In
the 1960s, the Soviet Union undertook a major water diversion project on the
arid plains of Kazakhstan, Uzbekistan, and Turkmenistan. The region’s two major
rivers, fed by snowmelt and precipitation in faraway mountains, were used to
transform the desert into farms for cotton and other crops. Before the project,
the Syr Darya and the Amu Darya rivers flowed down from the mountains, cut
northwest through the Kyzylkum Desert, and finally pooled together in the
lowest part of the basin. The lake they made, the Aral Sea, was once the fourth
largest in the world.
Although
irrigation made the desert bloom, it devastated the Aral Sea. This series of
images from the Moderate Resolution Imaging Spectroradiometer (MODIS) on NASA’s
Terra satellite documents the changes. At the start of the series in 2000, the
lake was already a fraction of its 1960 extent (black line). The Northern Aral
Sea (sometimes called the Small Aral Sea) had separated from the Southern (Large)

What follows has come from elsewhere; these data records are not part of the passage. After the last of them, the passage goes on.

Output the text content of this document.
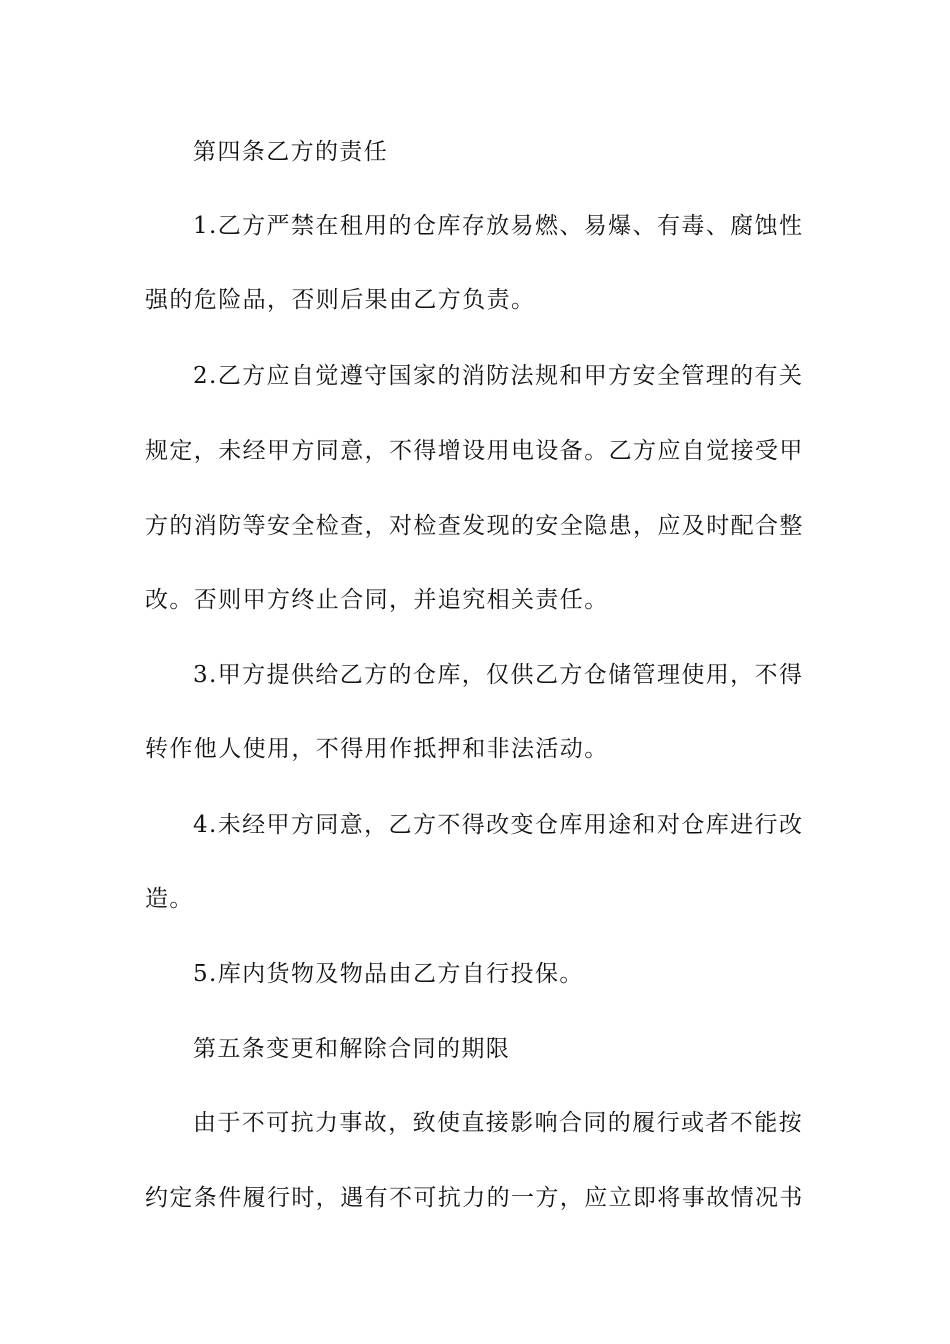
第四条乙方的责任
1.乙方严禁在租用的仓库存放易燃、易爆、有毒、腐蚀性
强的危险品，否则后果由乙方负责。
2.乙方应自觉遵守国家的消防法规和甲方安全管理的有关
规定，未经甲方同意，不得增设用电设备。乙方应自觉接受甲
方的消防等安全检查，对检查发现的安全隐患，应及时配合整
改。否则甲方终止合同，并追究相关责任。
3.甲方提供给乙方的仓库，仅供乙方仓储管理使用，不得
转作他人使用，不得用作抵押和非法活动。
4.未经甲方同意，乙方不得改变仓库用途和对仓库进行改
造。
5.库内货物及物品由乙方自行投保。
第五条变更和解除合同的期限
由于不可抗力事故，致使直接影响合同的履行或者不能按
约定条件履行时，遇有不可抗力的一方，应立即将事故情况书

Aral Sea. The Southern Aral Sea had split into eastern and western lobes that
remained tenuously connected at both ends.
By
2001, the southern connection had been severed, and the shallower eastern part
retreated rapidly over the next several years. Especially large retreats in the
eastern lobe of the Southern Sea appear to have occurred between 2005 and 2009,
when drought limited and then cut off the flow of the Amu Darya. Water levels
then fluctuated annually between 2009 and 2014 in alternately dry and wet
years. Dry conditions in 2014 caused the Southern Sea’s eastern lobe to
completely dry up for the first time in modern times.
As
the lake dried up, fisheries and the communities that depended on them
collapsed. The increasingly salty water became polluted with fertilizer and
pesticides. The blowing dust from the exposed lakebed, contaminated with
agricultural chemicals, became a public health hazard. The salty dust blew off
the lakebed and settled onto fields, degrading the soil. Croplands had to be flushed
with larger and larger volumes of river water. The loss of the moderating
influence of such a large body of water made winters colder and summers hotter
and drier.
In
a last-ditch effort to save some of the lake, Kazakhstan built a dam between
the northern and southern parts of the Aral Sea. Completed in 2005, the dam was
basically a death sentence for the southern Aral Sea, which was judged to be
beyond saving. All of the water flowing into the desert basin from the Syr
Darya now stays in the Northern Aral Sea. Between 2005 and 2006, the water
levels in that part of the lake rebounded significantly and very small
increases are visible throughout the rest of the time period. The differences
in water color are due to changes in sediment.